Natural Short Sleepers Are Rare

Some people genuinely need less sleep and can stay awake for 18 to 20 hours without impairment. These natural short sleepers function well on just four to six hours of sleep per night, feel energized, and show no cognitive decline. But this is a genetic trait, not a habit you can train. Researchers have identified mutations in the DEC2 and ADRB1 genes that appear responsible, and so far only about 50 families worldwide have been confirmed to carry them.

If you’re sleeping six hours by choice and relying on caffeine to get through the day, you’re not a short sleeper. You’re sleep deprived. The distinction matters because true short sleepers wake up spontaneously and feel rested without stimulants.

How to Find Your Personal Wake Limit

The best way to determine how many waking hours work for you is to pay attention to when your alertness naturally fades. On a day without alarms, caffeine, or schedule pressure, note when you fall asleep and when you wake up. Do this for several days in a row, ideally during a vacation or break. The pattern that emerges is your body’s preferred sleep-wake balance.

Most adults land between 7 and 9 hours of sleep, which translates to 15 to 17 hours awake. If you consistently feel sharp and energetic throughout that window without stimulants, you’ve likely found the right balance. If you’re dragging by mid-afternoon every day, your wake window is probably too long for the amount of sleep you’re getting.

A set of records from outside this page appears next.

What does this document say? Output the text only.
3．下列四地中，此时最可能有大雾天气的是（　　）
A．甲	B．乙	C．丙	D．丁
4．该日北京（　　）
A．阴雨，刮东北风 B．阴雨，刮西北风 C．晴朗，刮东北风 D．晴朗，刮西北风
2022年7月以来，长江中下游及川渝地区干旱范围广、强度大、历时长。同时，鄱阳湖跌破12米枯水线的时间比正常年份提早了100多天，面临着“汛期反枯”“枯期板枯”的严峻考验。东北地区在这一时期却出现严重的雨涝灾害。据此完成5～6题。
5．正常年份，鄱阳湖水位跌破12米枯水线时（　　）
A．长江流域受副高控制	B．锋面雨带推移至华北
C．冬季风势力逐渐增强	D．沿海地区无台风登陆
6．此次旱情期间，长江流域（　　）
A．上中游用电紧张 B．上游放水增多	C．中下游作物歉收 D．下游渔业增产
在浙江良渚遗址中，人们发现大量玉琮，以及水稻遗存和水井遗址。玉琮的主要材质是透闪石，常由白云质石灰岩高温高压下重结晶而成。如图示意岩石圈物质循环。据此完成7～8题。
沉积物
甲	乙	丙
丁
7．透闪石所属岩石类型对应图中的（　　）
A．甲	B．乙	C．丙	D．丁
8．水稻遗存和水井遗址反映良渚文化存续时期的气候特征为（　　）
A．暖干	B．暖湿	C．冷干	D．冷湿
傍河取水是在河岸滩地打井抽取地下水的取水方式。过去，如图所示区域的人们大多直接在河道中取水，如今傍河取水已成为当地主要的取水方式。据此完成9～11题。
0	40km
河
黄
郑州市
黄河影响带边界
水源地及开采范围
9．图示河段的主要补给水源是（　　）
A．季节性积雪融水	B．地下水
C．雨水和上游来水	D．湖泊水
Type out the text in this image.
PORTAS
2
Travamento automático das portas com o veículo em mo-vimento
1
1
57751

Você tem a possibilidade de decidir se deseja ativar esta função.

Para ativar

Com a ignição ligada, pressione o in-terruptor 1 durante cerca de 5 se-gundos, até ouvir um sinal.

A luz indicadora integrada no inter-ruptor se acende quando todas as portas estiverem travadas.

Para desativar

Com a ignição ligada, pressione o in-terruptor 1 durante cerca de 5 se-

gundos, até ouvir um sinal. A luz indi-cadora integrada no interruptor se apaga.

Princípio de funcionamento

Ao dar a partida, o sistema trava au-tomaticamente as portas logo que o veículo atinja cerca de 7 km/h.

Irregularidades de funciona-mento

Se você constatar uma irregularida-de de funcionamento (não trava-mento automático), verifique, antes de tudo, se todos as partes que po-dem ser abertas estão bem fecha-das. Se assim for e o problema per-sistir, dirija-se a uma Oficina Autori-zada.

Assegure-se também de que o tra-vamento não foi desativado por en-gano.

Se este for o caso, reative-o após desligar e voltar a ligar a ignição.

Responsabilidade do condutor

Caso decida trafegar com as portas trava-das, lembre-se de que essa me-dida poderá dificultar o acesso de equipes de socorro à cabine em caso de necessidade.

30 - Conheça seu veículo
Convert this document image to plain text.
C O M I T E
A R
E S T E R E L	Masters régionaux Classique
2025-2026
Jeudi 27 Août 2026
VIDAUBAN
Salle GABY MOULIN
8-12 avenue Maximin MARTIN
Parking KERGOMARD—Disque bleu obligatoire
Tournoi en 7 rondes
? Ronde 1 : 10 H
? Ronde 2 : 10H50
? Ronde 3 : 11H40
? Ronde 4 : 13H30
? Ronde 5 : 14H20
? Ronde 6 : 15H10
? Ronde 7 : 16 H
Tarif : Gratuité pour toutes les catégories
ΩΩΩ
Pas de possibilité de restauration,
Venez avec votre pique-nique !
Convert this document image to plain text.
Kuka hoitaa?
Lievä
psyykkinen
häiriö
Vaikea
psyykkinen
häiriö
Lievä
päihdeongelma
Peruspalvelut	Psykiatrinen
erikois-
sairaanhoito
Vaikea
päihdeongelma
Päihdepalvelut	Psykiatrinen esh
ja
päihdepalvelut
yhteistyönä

Naps can partially offset a stretched wake window, but they’re not a full substitute. A short nap of 20 minutes can reduce sleep pressure enough to restore some alertness, while a longer nap of 90 minutes allows a full sleep cycle. Either way, napping too late in the day can make it harder to fall asleep at night, which just pushes the problem forward. If you nap, aim for early afternoon, during that natural 1 p.m. to 3 p.m. dip in alertness your circadian rhythm already expects.